Agnes Martin - Life and Career

Life and Career

Agnes Bernice Martin was born in Macklin, Saskatchewan, grew up in Vancouver, and moved to the United States in 1931, becoming a citizen in 1950. Martin studied at Western Washington University College of Education, Bellingham, WA, prior to receiving her B.A. (1942) from Teachers College, Columbia University. After hearing lectures by the Zen Buddhist scholar D. T. Suzuki at Columbia, she became interested in Asian thought, not as a religious discipline, but as a code of ethics, a practical how-to for getting through life. A few years following graduation, Martin matriculated at the University of New Mexico, Albuquerque, where she also taught art courses before returning to Columbia University to earn her M.A. (1952).
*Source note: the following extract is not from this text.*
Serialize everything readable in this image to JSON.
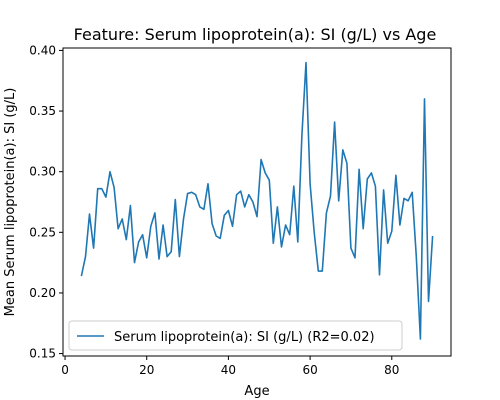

Her work is most closely associated with Taos, New Mexico, although she moved to New York City after being discovered by the artist/gallery owner Betty Parsons in 1957. That year, she settled in Coenties Slip in lower Manhattan, where her friends and neighbors, several of whom were also affiliated with Parsons, included Robert Indiana, Ellsworth Kelly, and Jack Youngerman. Barnett Newman actively promoted Martin's work, and even helped install Martin's exhibitions in the late 1950s at Betty Parsons Gallery. Another close friend and mentor was Ad Reinhardt. In 1961, Martin contributed a brief introduction to a brochure for her friend Lenore Tawney's first solo exhibition, the only occasion on which she wrote on the work of a fellow artist. In 1967, Reinhardt died and the studio at Coenties Slip was slated for demolition. After Martin left New York and moved to Cuba, New Mexico, she did not paint for seven years and consciously distanced herself from the social life and social events that brought other artists into the public eye. In 1974, she collaborated with architect Bill Katz on a log cabin she would use as her studio.

That same year, she completed a group of new paintings and since 1975 has exhibited regularly. According to a filmed interview with her which was released in 2003, she had moved from New York City only when she was told her rented loft/workspace/studio would be no longer available because of the building's imminent demolition. She goes on further to state that she could not conceive of working in any other space in New York. When she died at age 92, she was said to have not read a newspaper for the last 50 years. The book dedicated to the exhibition of her work in New York at The Drawing Center in 2005 – 3x abstraction (Yale University Press) – analyzes the spiritual dimension in Martin's work.

The Agnes Martin estate is represented by Pace Gallery, New York.